🤖 AI Summary
This work addresses the challenge that large language models (LLMs) struggle to effectively learn implicit decision-making logic from noisy and semantically diverse human demonstrations in complex technical service scenarios, compounded by the high computational cost of conventional training approaches. To this end, the authors propose a lightweight adaptation framework that captures implicit reasoning through planning-aware trajectory modeling and enhanced decision inference. They construct a dual-filtered, multi-ground-truth dataset to mitigate response ambiguity and introduce a hybrid reward mechanism combining an LLM-based discriminator with a lightweight reranker.
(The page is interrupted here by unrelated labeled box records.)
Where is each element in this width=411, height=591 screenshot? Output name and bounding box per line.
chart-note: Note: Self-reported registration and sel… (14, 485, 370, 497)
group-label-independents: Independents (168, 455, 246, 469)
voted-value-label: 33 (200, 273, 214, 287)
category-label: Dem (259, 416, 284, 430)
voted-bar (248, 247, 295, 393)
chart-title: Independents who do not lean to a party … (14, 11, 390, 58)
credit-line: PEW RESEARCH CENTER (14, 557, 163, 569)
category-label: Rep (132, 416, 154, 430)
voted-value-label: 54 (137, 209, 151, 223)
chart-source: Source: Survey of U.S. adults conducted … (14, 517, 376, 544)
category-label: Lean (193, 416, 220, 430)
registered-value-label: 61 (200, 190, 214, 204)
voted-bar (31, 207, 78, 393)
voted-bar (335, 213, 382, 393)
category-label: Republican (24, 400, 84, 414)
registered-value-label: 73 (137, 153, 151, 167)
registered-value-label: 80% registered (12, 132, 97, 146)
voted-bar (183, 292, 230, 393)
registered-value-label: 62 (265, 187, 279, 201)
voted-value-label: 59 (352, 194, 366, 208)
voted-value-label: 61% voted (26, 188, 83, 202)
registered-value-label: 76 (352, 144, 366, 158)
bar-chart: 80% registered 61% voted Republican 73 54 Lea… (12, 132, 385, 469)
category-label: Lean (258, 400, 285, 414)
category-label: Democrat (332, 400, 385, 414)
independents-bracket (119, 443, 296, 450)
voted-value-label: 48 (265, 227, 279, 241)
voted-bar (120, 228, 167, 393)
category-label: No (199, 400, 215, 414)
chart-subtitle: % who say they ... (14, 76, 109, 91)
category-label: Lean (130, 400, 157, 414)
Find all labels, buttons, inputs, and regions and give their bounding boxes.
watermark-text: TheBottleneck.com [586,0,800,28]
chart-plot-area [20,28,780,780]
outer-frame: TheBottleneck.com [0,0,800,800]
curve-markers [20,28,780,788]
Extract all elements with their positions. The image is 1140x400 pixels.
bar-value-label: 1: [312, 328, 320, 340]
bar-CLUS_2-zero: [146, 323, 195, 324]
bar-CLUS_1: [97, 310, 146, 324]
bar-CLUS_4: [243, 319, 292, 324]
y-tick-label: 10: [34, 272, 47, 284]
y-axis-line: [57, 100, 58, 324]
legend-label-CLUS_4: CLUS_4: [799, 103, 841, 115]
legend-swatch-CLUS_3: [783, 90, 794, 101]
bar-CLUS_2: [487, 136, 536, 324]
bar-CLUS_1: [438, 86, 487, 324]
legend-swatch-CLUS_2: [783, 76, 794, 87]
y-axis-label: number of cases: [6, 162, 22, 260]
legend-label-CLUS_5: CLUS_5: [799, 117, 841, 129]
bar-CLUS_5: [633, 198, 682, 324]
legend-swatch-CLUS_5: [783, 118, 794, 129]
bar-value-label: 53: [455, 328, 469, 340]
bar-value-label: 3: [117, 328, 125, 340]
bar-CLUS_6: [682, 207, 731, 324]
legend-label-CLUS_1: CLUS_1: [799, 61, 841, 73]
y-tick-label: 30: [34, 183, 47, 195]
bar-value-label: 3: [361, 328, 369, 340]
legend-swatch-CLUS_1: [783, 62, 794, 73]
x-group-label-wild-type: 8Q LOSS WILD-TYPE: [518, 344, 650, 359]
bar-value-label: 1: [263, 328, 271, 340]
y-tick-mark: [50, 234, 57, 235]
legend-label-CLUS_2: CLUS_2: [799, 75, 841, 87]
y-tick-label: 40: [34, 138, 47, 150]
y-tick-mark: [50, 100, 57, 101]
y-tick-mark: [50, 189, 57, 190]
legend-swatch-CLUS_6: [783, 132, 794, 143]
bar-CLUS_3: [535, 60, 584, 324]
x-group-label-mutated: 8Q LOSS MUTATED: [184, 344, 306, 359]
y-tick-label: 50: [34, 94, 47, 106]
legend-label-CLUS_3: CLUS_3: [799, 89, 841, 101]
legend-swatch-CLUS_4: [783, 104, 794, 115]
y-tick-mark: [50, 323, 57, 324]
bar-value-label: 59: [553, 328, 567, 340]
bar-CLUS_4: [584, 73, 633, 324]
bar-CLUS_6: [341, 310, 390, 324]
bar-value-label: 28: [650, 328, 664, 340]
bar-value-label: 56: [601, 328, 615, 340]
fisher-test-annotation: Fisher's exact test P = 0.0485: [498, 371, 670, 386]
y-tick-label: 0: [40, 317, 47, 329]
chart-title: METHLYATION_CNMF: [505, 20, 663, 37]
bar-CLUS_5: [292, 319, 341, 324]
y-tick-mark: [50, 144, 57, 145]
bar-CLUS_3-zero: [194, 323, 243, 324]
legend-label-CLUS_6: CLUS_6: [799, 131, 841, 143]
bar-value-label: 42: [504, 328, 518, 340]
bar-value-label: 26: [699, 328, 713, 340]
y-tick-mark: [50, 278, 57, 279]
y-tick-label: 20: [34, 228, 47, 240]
The proposed method significantly improves agent stability, generalization, and training efficiency, achieving alignment performance on par with standard LLM discriminators in real-world cloud service tasks while substantially reducing training costs.
📝 Abstract
Adapting Large Language Models in complex technical service domains is constrained by the absence of explicit cognitive chains in human demonstrations and the inherent ambiguity arising from the diversity of valid responses. These limitations severely hinder agents from internalizing latent decision dynamics and generalizing effectively. Moreover, practical adaptation is often impeded by the prohibitive resource and time costs associated with standard training paradigms. To overcome these challenges and guarantee computational efficiency, we propose a lightweight adaptation framework comprising three key contributions. (1) Latent Logic Augmentation: We introduce Planning-Aware Trajectory Modeling and Decision Reasoning Augmentation to bridge the gap between surface-level supervision and latent decision logic. These approaches strengthen the stability of Supervised Fine-Tuning alignment. (2) Robust Noise Reduction: We construct a Multiple Ground Truths dataset through a dual-filtering method to reduce the noise by validating diverse responses, thereby capturing the semantic diversity. (3) Lightweight Adaptation: We design a Hybrid Reward mechanism that fuses an LLM-based judge with a lightweight relevance-based Reranker to distill high-fidelity reward signals while reducing the computational cost compared to standard LLM-as-a-Judge reinforcement learning. Empirical evaluations on real-world Cloud service tasks, conducted across semantically diverse settings, demonstrate that our framework achieves stability and performance gains through Latent Logic Augmentation and Robust Noise Reduction. Concurrently, our Hybrid Reward mechanism achieves alignment comparable to standard LLM-as-a-judge methods with reduced training time, underscoring the practical value for deploying technical service agents.